Знакомой дорожкой побрёл я домой, усталый немножко, немножко хромой. Гляжу – вот так штука: собою важны, навстречу без звука шагают штаны, топча оголтело щетину травы — без ног и без тела и без головы. Штанина пустая взметнулась над пнём, нелепо мотая широким ремнём.
От этих ужасов у Натки трясучка сразу началась, и, будто бы играя в прятки, под стол девчушка забралась. Но Саша в порванной рубахе и с сердцем воина в груди её одёрнул: «Что за страхи? Всё под контролем, выходи.»
5. Завершение истории со штанами
Штаны бестолково мотали ремнём, и пряжка сурово сверкала огнём. С нахальством бандита, средь белого дня, попёрли сердито штаны на меня, но в буйстве коротком, надумав шалить, забыли, что шмоткам нельзя меня злить. И прежде, чем смело послать их в утиль, я палкой умело из них выбил пыль. Штаны закачались, роняя ремень, и в чащу помчались быстрей, чем олень. А я, вслед им глядя, присел на пенёк и сплюнул в досаде: ну что за денёк!
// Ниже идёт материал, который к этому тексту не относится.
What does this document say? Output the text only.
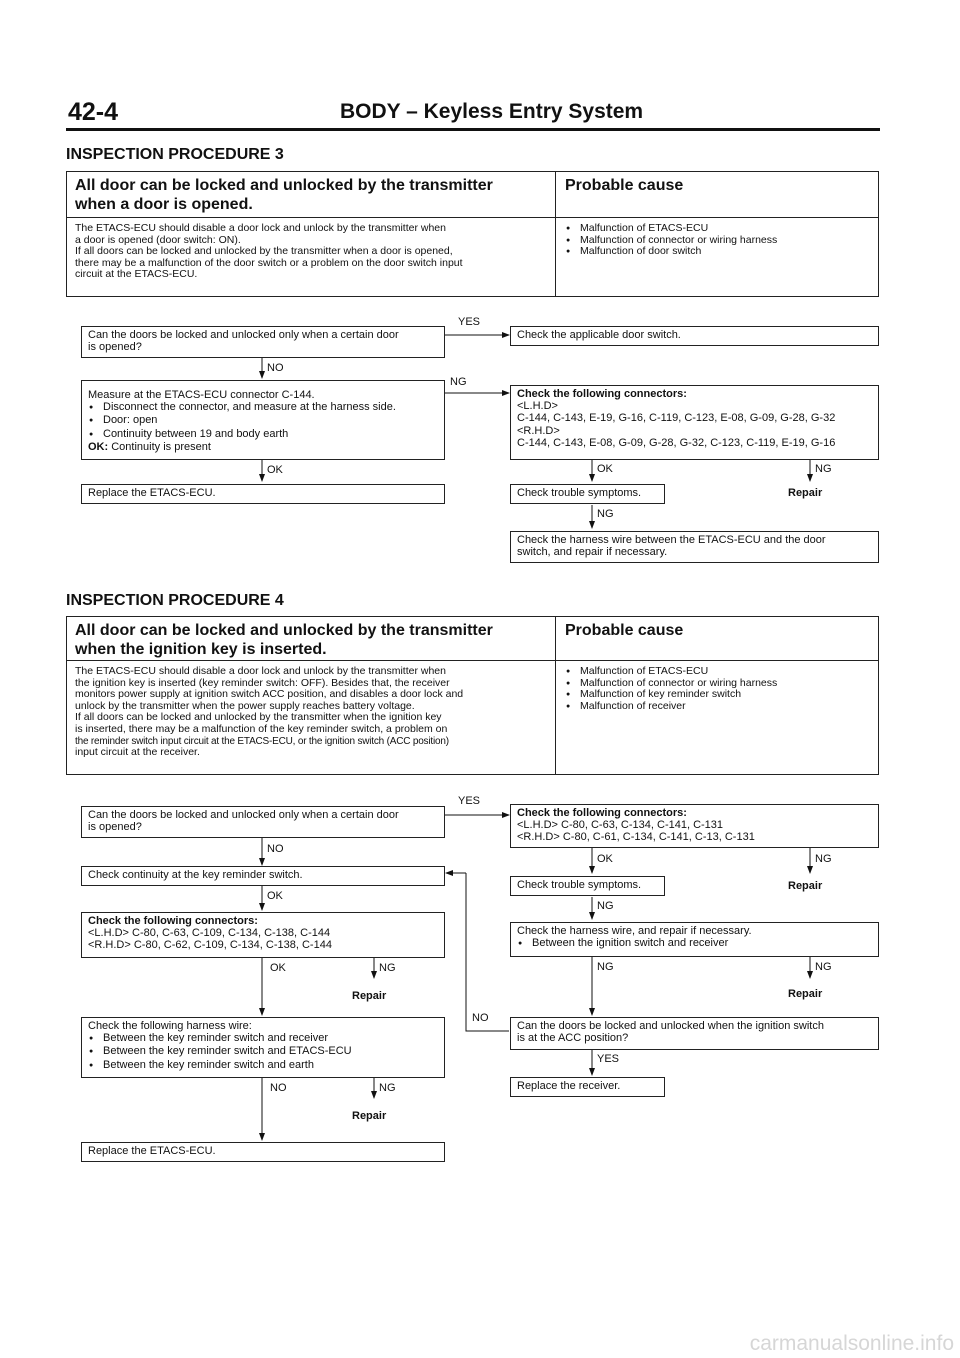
42-4	BODY – Keyless Entry System
INSPECTION PROCEDURE 3
All door can be locked and unlocked by the transmitter
when a door is opened.
Probable cause
The ETACS-ECU should disable a door lock and unlock by the transmitter when
a door is opened (door switch: ON).
If all doors can be locked and unlocked by the transmitter when a door is opened,
there may be a malfunction of the door switch or a problem on the door switch input
circuit at the ETACS-ECU.
● Malfunction of ETACS-ECU
● Malfunction of connector or wiring harness
● Malfunction of door switch
YES
Can the doors be locked and unlocked only when a certain door
is opened?
Check the applicable door switch.
NO
NG
Measure at the ETACS-ECU connector C-144.
● Disconnect the connector, and measure at the harness side.
● Door: open
● Continuity between 19 and body earth
OK: Continuity is present
Check the following connectors:
<L.H.D>
C-144, C-143, E-19, G-16, C-119, C-123, E-08, G-09, G-28, G-32
<R.H.D>
C-144, C-143, E-08, G-09, G-28, G-32, C-123, C-119, E-19, G-16
OK	OK	NG
Replace the ETACS-ECU.	Check trouble symptoms.	Repair
NG
Check the harness wire between the ETACS-ECU and the door
switch, and repair if necessary.
INSPECTION PROCEDURE 4
All door can be locked and unlocked by the transmitter
when the ignition key is inserted.
Probable cause
The ETACS-ECU should disable a door lock and unlock by the transmitter when
the ignition key is inserted (key reminder switch: OFF). Besides that, the receiver
monitors power supply at ignition switch ACC position, and disables a door lock and
unlock by the transmitter when the power supply reaches battery voltage.
If all doors can be locked and unlocked by the transmitter when the ignition key
is inserted, there may be a malfunction of the key reminder switch, a problem on
the reminder switch input circuit at the ETACS-ECU, or the ignition switch (ACC position)
input circuit at the receiver.
● Malfunction of ETACS-ECU
● Malfunction of connector or wiring harness
● Malfunction of key reminder switch
● Malfunction of receiver
YES
Can the doors be locked and unlocked only when a certain door
is opened?
Check the following connectors:
<L.H.D> C-80, C-63, C-134, C-141, C-131
<R.H.D> C-80, C-61, C-134, C-141, C-13, C-131
NO
OK	NG
Check continuity at the key reminder switch.
Check trouble symptoms.	Repair
OK
NG
Check the following connectors:
<L.H.D> C-80, C-63, C-109, C-134, C-138, C-144
<R.H.D> C-80, C-62, C-109, C-134, C-138, C-144
Check the harness wire, and repair if necessary.
● Between the ignition switch and receiver
OK	NG	NG	NG
Repair	Repair
NO
Check the following harness wire:
● Between the key reminder switch and receiver
● Between the key reminder switch and ETACS-ECU
● Between the key reminder switch and earth
Can the doors be locked and unlocked when the ignition switch
is at the ACC position?
YES
NO	NG	Replace the receiver.
Repair
Replace the ETACS-ECU.
carmanualsonline.info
«И как же ты не струсил, Саша? Я бы, ей-богу, умерла!» — дрожащим голосом Наташа произнесла из-под стола. Ответил брат, зевая сладко: «Крепись: кошмары впереди. Вот только чаю выпьем, Натка… Всё под контролем, выходи.»
Комната смеха
1. Погоня
По лéсу настырно и ловко с ехидной ухмылкой кривой за волком гонялась морковка, мотая торчащей ботвой. Казалось, ежи и зайчишки, и даже слепые кроты, от смеха трясясь, как малышки, вот-вот надорвут животы. На радость звериному люду волк в панике начал орать: «Не буду, не буду, не буду тебя тошнотворную жрать!» Тропинок не видел он толком, но чуял врага позади. Морковка бежала за волком, грозя ему: «Ну, погоди!»
2. В любую погоду
У дома деловито следила детвора, как Миша и Никита скандалили с утра.
– Ты гвоздя не вбил ни разу. – Ты хвастун и обормот. – Ты в осколки грохнул вазу. – Ты загнал кота в компот.
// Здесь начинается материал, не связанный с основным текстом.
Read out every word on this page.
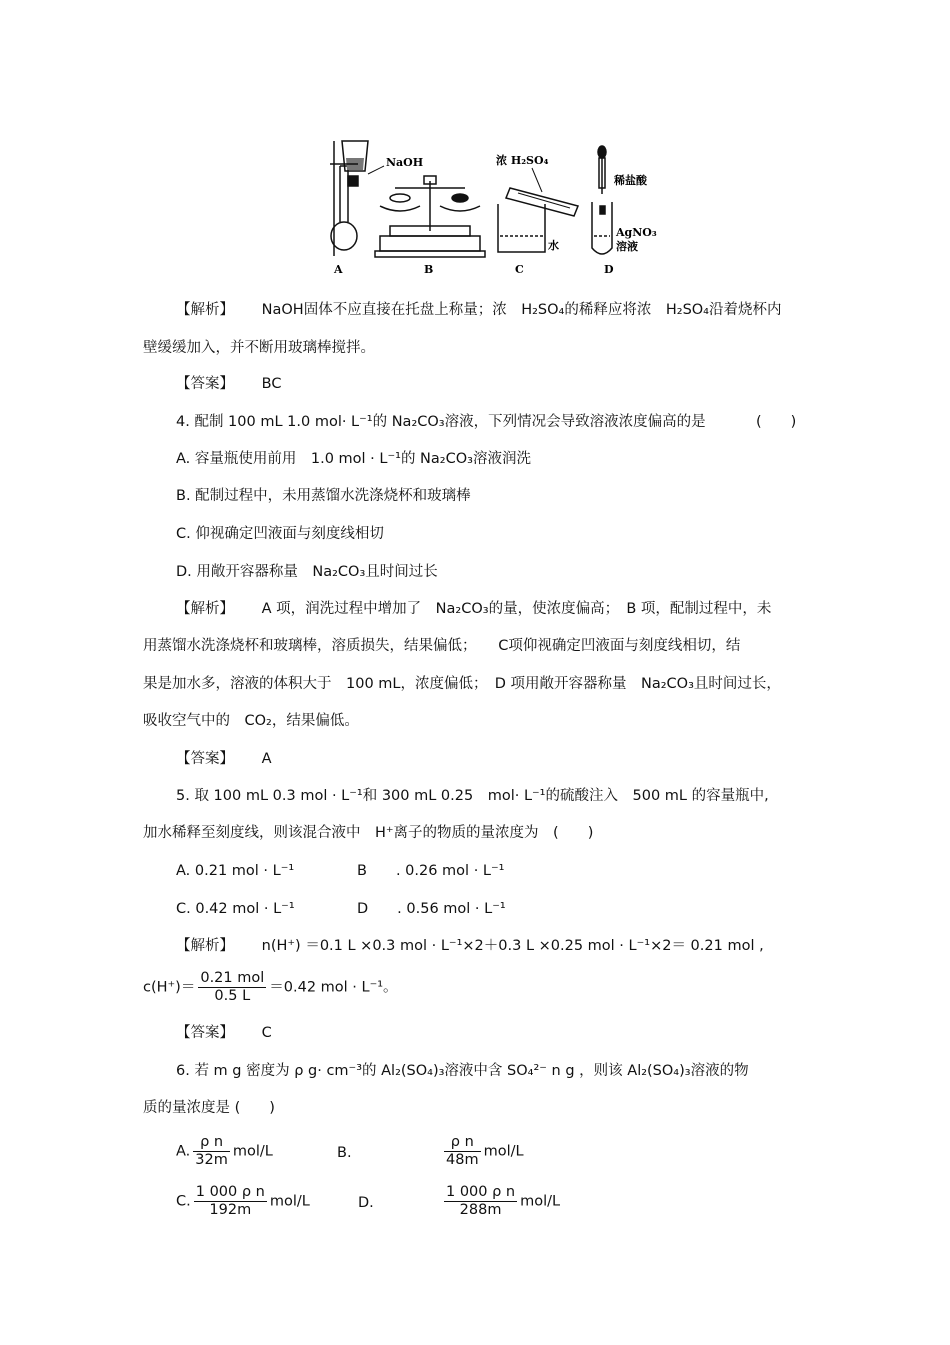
NaOH
A	B
浓 H₂SO₄
水
C
稀盐酸
AgNO₃
溶液
D
【解析】 NaOH固体不应直接在托盘上称量；浓　H₂SO₄的稀释应将浓　H₂SO₄沿着烧杯内
壁缓缓加入，并不断用玻璃棒搅拌。
【答案】 BC
4. 配制 100 mL 1.0 mol· L⁻¹的 Na₂CO₃溶液，下列情况会导致溶液浓度偏高的是	(　　)
A. 容量瓶使用前用　1.0 mol · L⁻¹的 Na₂CO₃溶液润洗
B. 配制过程中，未用蒸馏水洗涤烧杯和玻璃棒
C. 仰视确定凹液面与刻度线相切
D. 用敞开容器称量　Na₂CO₃且时间过长
【解析】 A 项，润洗过程中增加了　Na₂CO₃的量，使浓度偏高；　B 项，配制过程中，未
用蒸馏水洗涤烧杯和玻璃棒，溶质损失，结果偏低；　　C项仰视确定凹液面与刻度线相切，结
果是加水多，溶液的体积大于　100 mL，浓度偏低；　D 项用敞开容器称量　Na₂CO₃且时间过长，
吸收空气中的　CO₂，结果偏低。
【答案】 A
5. 取 100 mL 0.3 mol · L⁻¹和 300 mL 0.25　mol· L⁻¹的硫酸注入　500 mL 的容量瓶中,
加水稀释至刻度线，则该混合液中　H⁺离子的物质的量浓度为　(　　)
A. 0.21 mol · L⁻¹	B　　. 0.26 mol · L⁻¹
C. 0.42 mol · L⁻¹	D　　. 0.56 mol · L⁻¹
【解析】 n(H⁺) ＝0.1 L ×0.3 mol · L⁻¹×2＋0.3 L ×0.25 mol · L⁻¹×2＝ 0.21 mol ,
$c(H^+)= \frac{\text{0.21 mol}}{0.5 L} =0.42$ mol · L⁻¹。
【答案】 C
6. 若 m g 密度为 ρ g· cm⁻³的 Al₂(SO₄)₃溶液中含 SO₄²⁻ n g ，则该 Al₂(SO₄)₃溶液的物
质的量浓度是 (　　)
A. $\frac{\text{ρ n}}{32m} mol/L$	B.	$\frac{\text{ρ n}}{48m} mol/L$
C. $\frac{\text{1 000 ρ n}}{192m} mol/L$	D.	$\frac{\text{1 000 ρ n}}{288m} mol/L$
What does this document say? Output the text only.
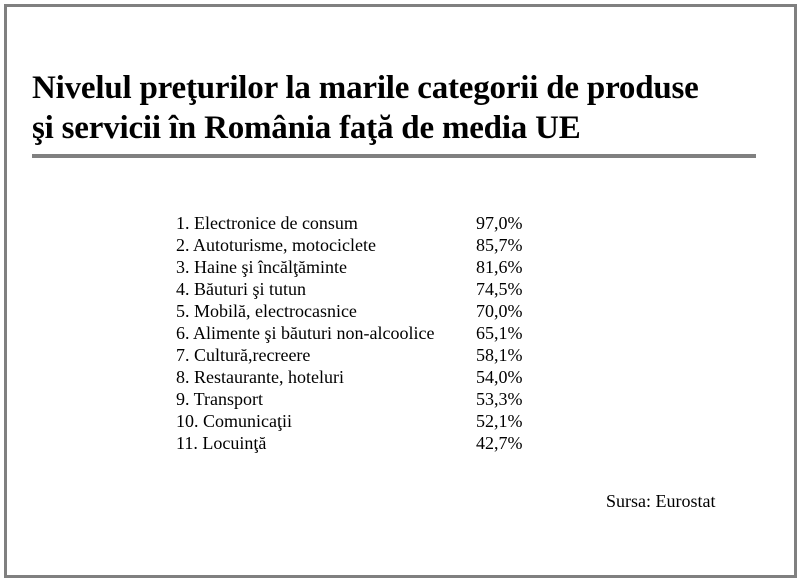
Nivelul preţurilor la marile categorii de produse
şi servicii în România faţă de media UE
1. Electronice de consum	97,0%
2. Autoturisme, motociclete	85,7%
3. Haine şi încălţăminte	81,6%
4. Băuturi şi tutun	74,5%
5. Mobilă, electrocasnice	70,0%
6. Alimente şi băuturi non-alcoolice	65,1%
7. Cultură,recreere	58,1%
8. Restaurante, hoteluri	54,0%
9. Transport	53,3%
10. Comunicaţii	52,1%
11. Locuinţă	42,7%
Sursa: Eurostat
Закапал дождь по крыше, спугнув ребят с мячом. И лишь Никите с Мишей всё было нипочём.
– Ты трусливее зайчонка. – Ты шумливее собак, но дерёшься, как девчонка. – Сам ты плакса и слабак.
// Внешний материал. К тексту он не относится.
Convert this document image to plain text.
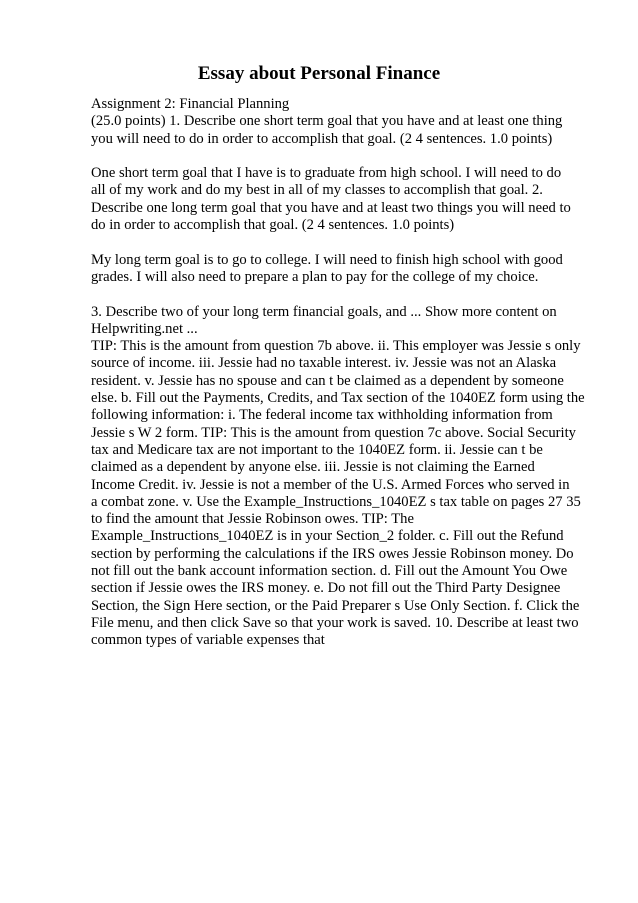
Essay about Personal Finance
Assignment 2: Financial Planning
(25.0 points) 1. Describe one short term goal that you have and at least one thing
you will need to do in order to accomplish that goal. (2 4 sentences. 1.0 points)
One short term goal that I have is to graduate from high school. I will need to do
all of my work and do my best in all of my classes to accomplish that goal. 2.
Describe one long term goal that you have and at least two things you will need to
do in order to accomplish that goal. (2 4 sentences. 1.0 points)
My long term goal is to go to college. I will need to finish high school with good
grades. I will also need to prepare a plan to pay for the college of my choice.
3. Describe two of your long term financial goals, and ... Show more content on
Helpwriting.net ...
TIP: This is the amount from question 7b above. ii. This employer was Jessie s only
source of income. iii. Jessie had no taxable interest. iv. Jessie was not an Alaska
resident. v. Jessie has no spouse and can t be claimed as a dependent by someone
else. b. Fill out the Payments, Credits, and Tax section of the 1040EZ form using the
following information: i. The federal income tax withholding information from
Jessie s W 2 form. TIP: This is the amount from question 7c above. Social Security
tax and Medicare tax are not important to the 1040EZ form. ii. Jessie can t be
claimed as a dependent by anyone else. iii. Jessie is not claiming the Earned
Income Credit. iv. Jessie is not a member of the U.S. Armed Forces who served in
a combat zone. v. Use the Example_Instructions_1040EZ s tax table on pages 27 35
to find the amount that Jessie Robinson owes. TIP: The
Example_Instructions_1040EZ is in your Section_2 folder. c. Fill out the Refund
section by performing the calculations if the IRS owes Jessie Robinson money. Do
not fill out the bank account information section. d. Fill out the Amount You Owe
section if Jessie owes the IRS money. e. Do not fill out the Third Party Designee
Section, the Sign Here section, or the Paid Preparer s Use Only Section. f. Click the
File menu, and then click Save so that your work is saved. 10. Describe at least two
common types of variable expenses that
Раздался грохот грома, и обезлюдел двор. Но не смолкал у дома душевный разговор.
– Недоразвит ты спортивно. – А ты каши мало ел. – Слушать мне тебя противно. – Ты мне тоже надоел.
3. Хитрая уловка
Явившийся с кухни хромой табурет и стул, от царапин рябой, в гостиной, отважно ступив на паркет, боксёрский затеяли бой. Буфет с интересом за ними следил, а толстый диван поединок судил.
Сходились боксёры в атаке немой: удары отвешивал стул, при этом соперник, хотя и хромой, брыкался, как бешеный мул. В азарте буфет содрогался порой. Диван вскоре вымолвил: «Раунд второй.»
Стул знал, вероятно, какой-то секрет, коль смог победителем стать: задрав кверху ноги, упал табурет и начал вовсю хохотать. Буфет накренился. И, точно болван, на эту картину воззрился диван.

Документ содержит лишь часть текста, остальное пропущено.